Soon after, a car arrived with its own military escort, and a man stepped out with a suitcase handcuffed to his wrist. Armed guards stood by, as he ducked into the ranch house and shut the door behind him.

“Half of world’s plutonium,” Bronsky remarked. Charlie was startled. He had not known his boss was there.

“Is that right?” Charlie said.

The division director nodded. “Cost half billion of dollars to make. Imagine if we have try twenty-four detonators, and fail, and all this money is waste. Good work, you.” He patted Charlie’s shoulder and ambled away.

That night in a nearby tent, Charlie slept among strangers. In the morning, Bronsky pulled him aside. “You must see.” Passing between guards, they ducked into the hidden object’s chilly tent.

There it was: the Gadget, revealed. A dull metal orb, eight feet around, its casing secured by thick steel bolts, with holes all around for wires.
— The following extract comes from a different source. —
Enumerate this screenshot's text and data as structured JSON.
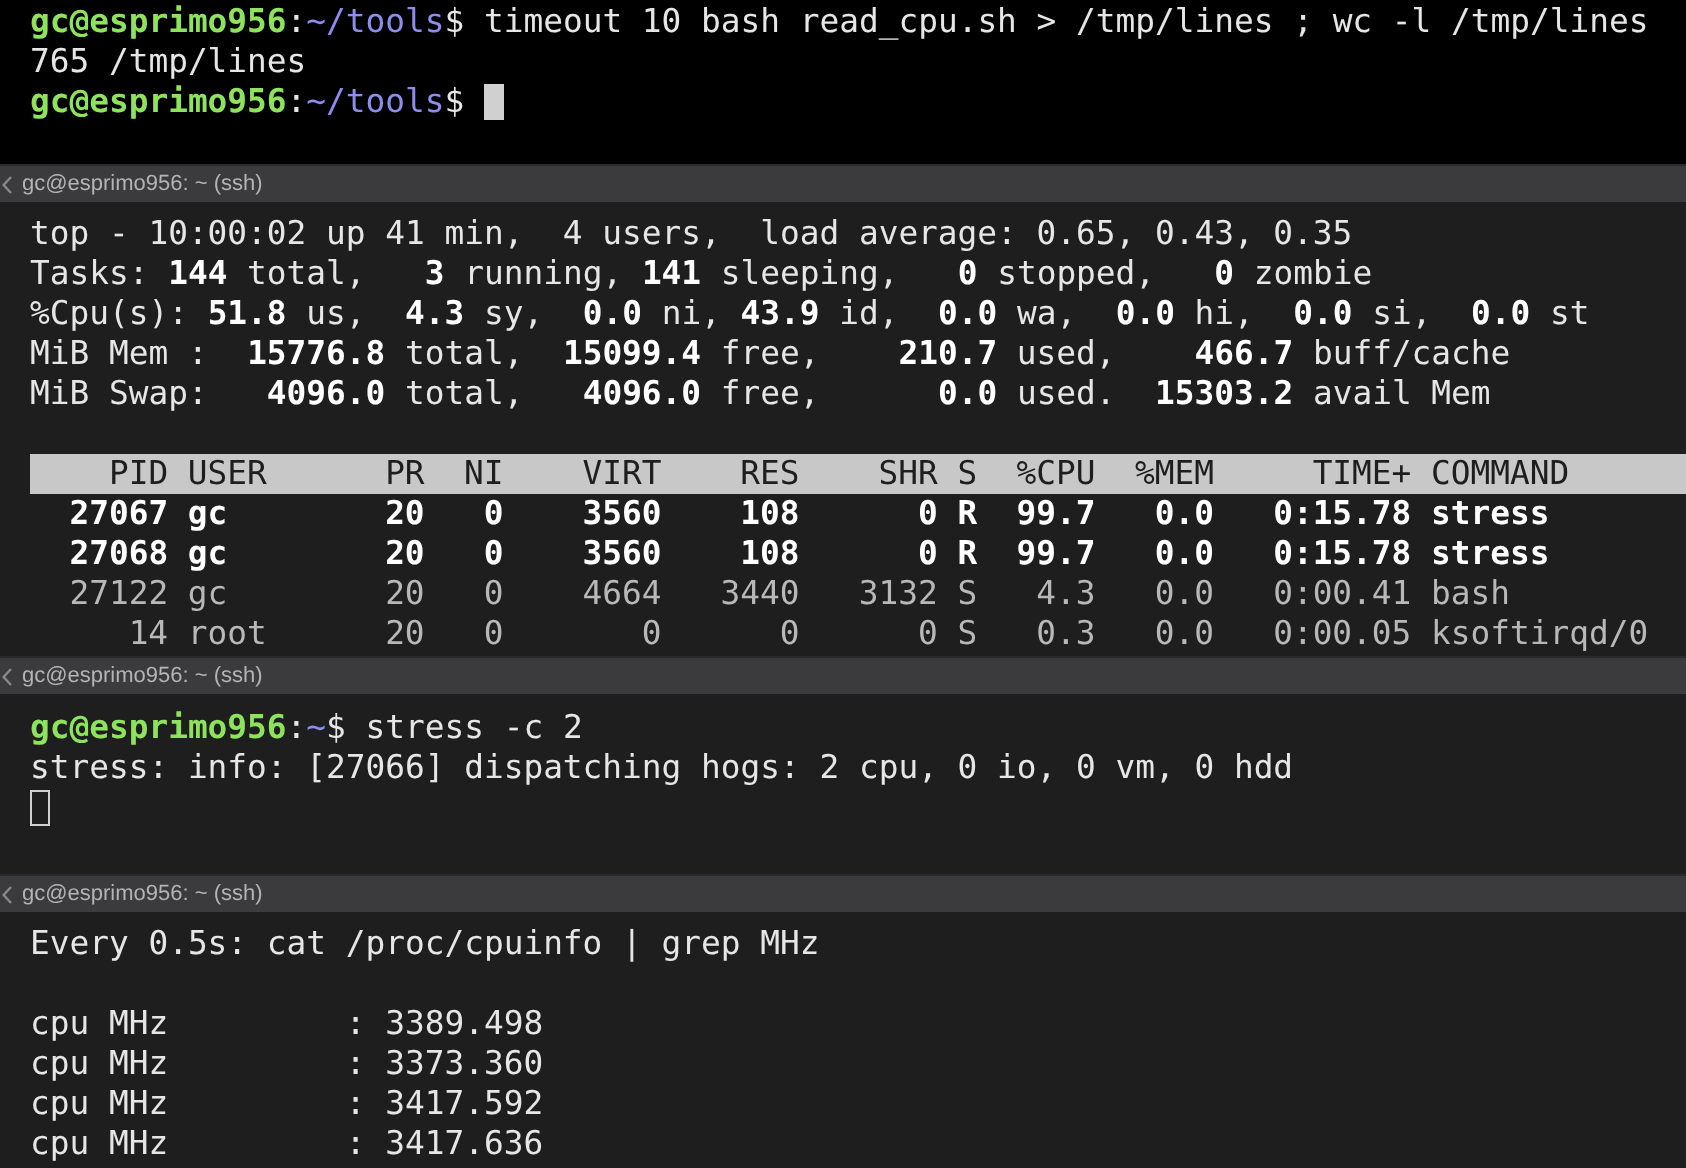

The external detonators looked like cloves on a Christmas orange. Charlie marveled to see the actual thing, this device to which he had given so much thought, but always in the abstract. Now it was as real as the ground underfoot.

A team of scientists entered, chatting amiably. Bronsky leaned over to murmur, “They are arm Gadget now. Plutonium plug are slide direct into position, very snug.”

Sure enough, two men removed the Gadget’s cap. Two more carried a wooden box up a ladder. One opened the box while the other removed the plug, held it up for all to see, like a magician preparing his trick, then slid it down the opening.